It was July 13, 2002. The Lord’s Cricket Ground. St. John’s Wood – of polite applause when a six crashes into the roof, starched ties and all else you don’t associate with what we got in the end: Sourav Ganguly, the Indian captain, bare-torsoed, swinging his shirt above his head, hurling invective, celebrating revenge over England in Flintoff-esque fashion. India had just chased down England’s 325 with three balls to spare in the final of the NatWest Series. The Great Indian Revival, which started with beating Australia 2-1 in the home Test series of 2001, had now truly taken flight.

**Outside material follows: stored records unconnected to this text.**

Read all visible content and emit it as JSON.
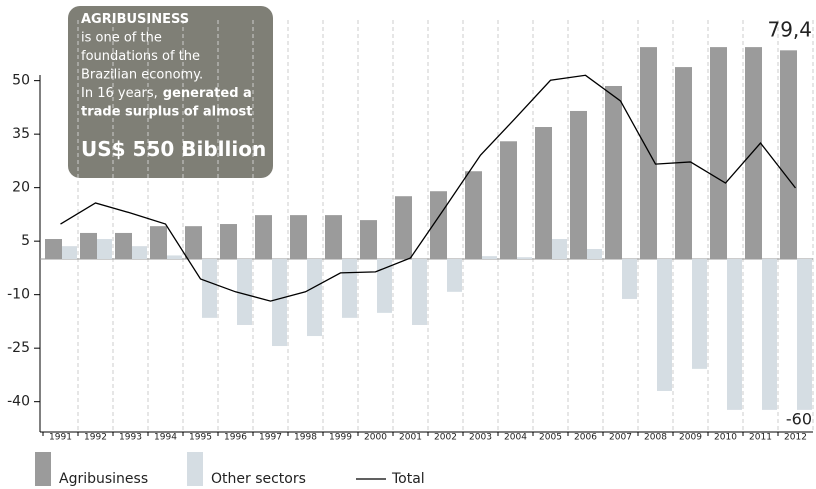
{
  "chart_data": {
    "type": "bar-line",
    "categories": [
      "1991",
      "1992",
      "1993",
      "1994",
      "1995",
      "1996",
      "1997",
      "1998",
      "1999",
      "2000",
      "2001",
      "2002",
      "2003",
      "2004",
      "2005",
      "2006",
      "2007",
      "2008",
      "2009",
      "2010",
      "2011",
      "2012"
    ],
    "series": [
      {
        "name": "Agribusiness",
        "type": "bar",
        "color": "#9b9b9b",
        "values": [
          5.6,
          7.3,
          7.3,
          9.2,
          9.2,
          9.8,
          12.3,
          12.3,
          12.3,
          10.9,
          17.6,
          19,
          24.6,
          33,
          37,
          41.5,
          48.5,
          59.4,
          53.8,
          59.4,
          59.4,
          58.5
        ]
      },
      {
        "name": "Other sectors",
        "type": "bar",
        "color": "#d5dde3",
        "values": [
          3.6,
          5.6,
          3.6,
          1,
          -16.5,
          -18.5,
          -24.4,
          -21.6,
          -16.5,
          -15.1,
          -18.5,
          -9.2,
          0.8,
          0.5,
          5.6,
          2.8,
          -11.2,
          -37,
          -30.8,
          -42.3,
          -42.3,
          -42.3
        ]
      },
      {
        "name": "Total",
        "type": "line",
        "color": "#000000",
        "values": [
          9.8,
          15.7,
          12.9,
          9.8,
          -5.6,
          -9.2,
          -11.8,
          -9.2,
          -3.9,
          -3.6,
          0.3,
          14.6,
          29.1,
          39.5,
          50.1,
          51.5,
          44.3,
          26.6,
          27.2,
          21.3,
          32.5,
          19.9
        ]
      }
    ],
    "ylim": [
      -48.5,
      67
    ],
    "yticks": [
      50,
      35,
      20,
      5,
      -10,
      -25,
      -40
    ],
    "annotations": [
      "79,4",
      "-60"
    ],
    "info_box": [
      [
        {
          "text": "AGRIBUSINESS",
          "bold": true
        }
      ],
      [
        {
          "text": "is one of the",
          "bold": false
        }
      ],
      [
        {
          "text": "foundations of the",
          "bold": false
        }
      ],
      [
        {
          "text": "Brazilian economy.",
          "bold": false
        }
      ],
      [
        {
          "text": "In 16 years,",
          "bold": false
        },
        {
          "text": "generated a",
          "bold": true
        }
      ],
      [
        {
          "text": "trade surplus of almost",
          "bold": true
        }
      ],
      [
        {
          "text": "US$ 550 Bibllion",
          "bold": true,
          "large": true
        }
      ]
    ]
  }
}
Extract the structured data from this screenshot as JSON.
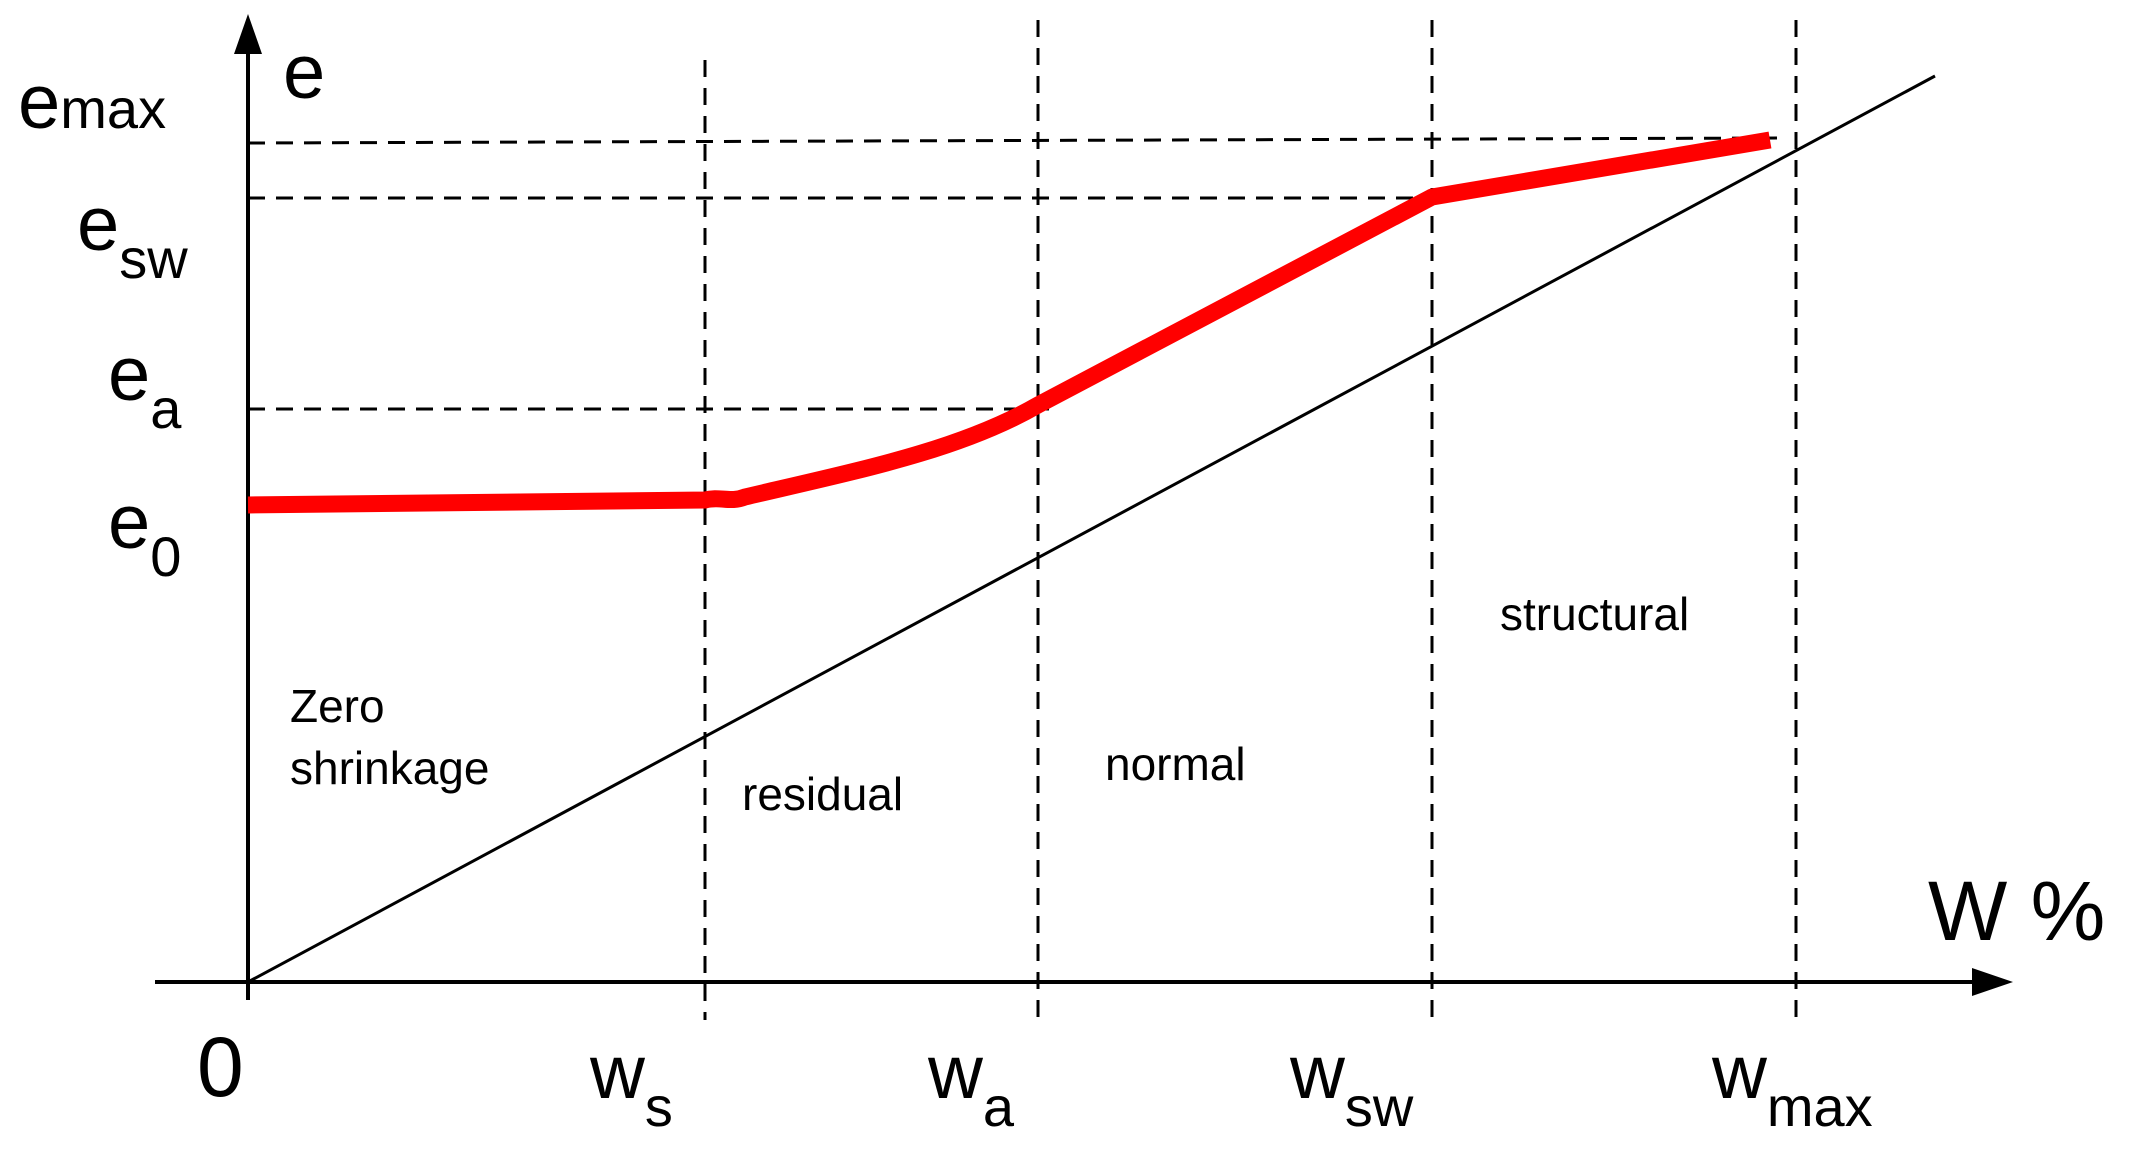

It could have all gone so horribly wrong though. Marcus Trescothick (109 from 100 balls) and Nasser Hussain (114 from 128 balls) had taken England to what ought to have been a winning total. India’s reply had started promisingly, with Ganguly (60 from 43 balls) and Virender Sehwag (45 from 49 balls) taking India to 106 before Ganguly fell. The wickets continued to fall, and from 106 without loss, India went to 146 for five. Importantly, the fifth wicket was that of Sachin Tendulkar, and, as Mohammad Kaif told Wisden India recently, “When Sachin got out, we thought we had lost; more importantly, the opposition felt the match was over.”
But it wasn’t. Yuvraj Singh, batting at No. 6, and Kaif, batting at No. 7, were sure there was a match to be won. From 146 for five in the 24th over, the two took India to 267 before Yuvraj was dismissed in the 42nd over for a 63-ball 69. More wickets fell, but Kaif stood tall and lean as he ended the match in the last over, unbeaten on 87. The celebrations that started with a few fist pumps and the shirt-twirling, ended with Ganguly and others in a tangled heap on the Lord’s floor; and Kaif – quite the Championship goal-scoring hero – flattened below his mates.
“We thought we had lost the game when I walked in at No. 7. I thought ‘oh, here we go again’ because we had lost a lot of finals in the previous two years,” Kaif recalled. “All those thoughts come into your mind. But both Yuvraj and I were very hungry and very determined to do what we could. No. 7 batsmen hadn’t done well for India in the past and I wanted to make a difference.”
That then is how the game came down to two people who knew each other really well and, importantly, backed their abilities in typical testosterone-charged 21-year-old boy style. “Yuvraj and I had played together at the Under-16 level, and then at the Under-19 World Cup in Sri Lanka in 2000 [Kaif was the captain as India won], and were really comfortable with each other,” Kaif said. “While batting as well as while fielding together on the offside, Yuvraj and I had brilliant rapport. As hungry young players, we both wanted to make a mark and contribute in a way youngsters before us had not.”
Yuvraj acknowledged this too, when he said, “With Kaif, it was like we had a connection. We were both aggressive, and we ran singles well, so batting together was always enjoyable.”
Part of the camaraderie also came from the atmosphere in the dressing room at the time. The team was going through a period of transition after, as Kaif said, “the match-fixing scandal had hit India hard and Indian fans were obviously not happy”. Ganguly had been appointed captain and John Wright had been drafted in as the coach. “Ganguly wanted youngsters like me to be with the team for a long period, and also wanted to hear what we had to say. We were sharing the dressing room with seniors like Sachin and (Rahul) Dravid and (Anil) Kumble and (Javagal) Srinath, who all contributed in making us feel at home. Yuvraj and I were given a chance to be partners – especially while fielding – where we created some magic.”
The two remained integral components of the Indian dressing room in One-Day Internationals till 2006, after which, gradually, their careers took opposing trajectories. For Kaif, it was a quick slip towards oblivion. Yuvraj, on the other hand, went on to become a star, playing key roles in India’s triumphs at the ICC World T20 in 2007 and then the World Cup in 2011. But it’s that one evening in London, at Lord’s, exactly ten years ago, that remains the moment. “That win helped Yuvraj and me win the hearts of the seniors, people you look up to,” said Kaif.
And that’s how those two youngsters – and Virender Sehwag and Zaheer Khan, among others – became agents of change as India rose up the charts. And it all started exactly ten years ago.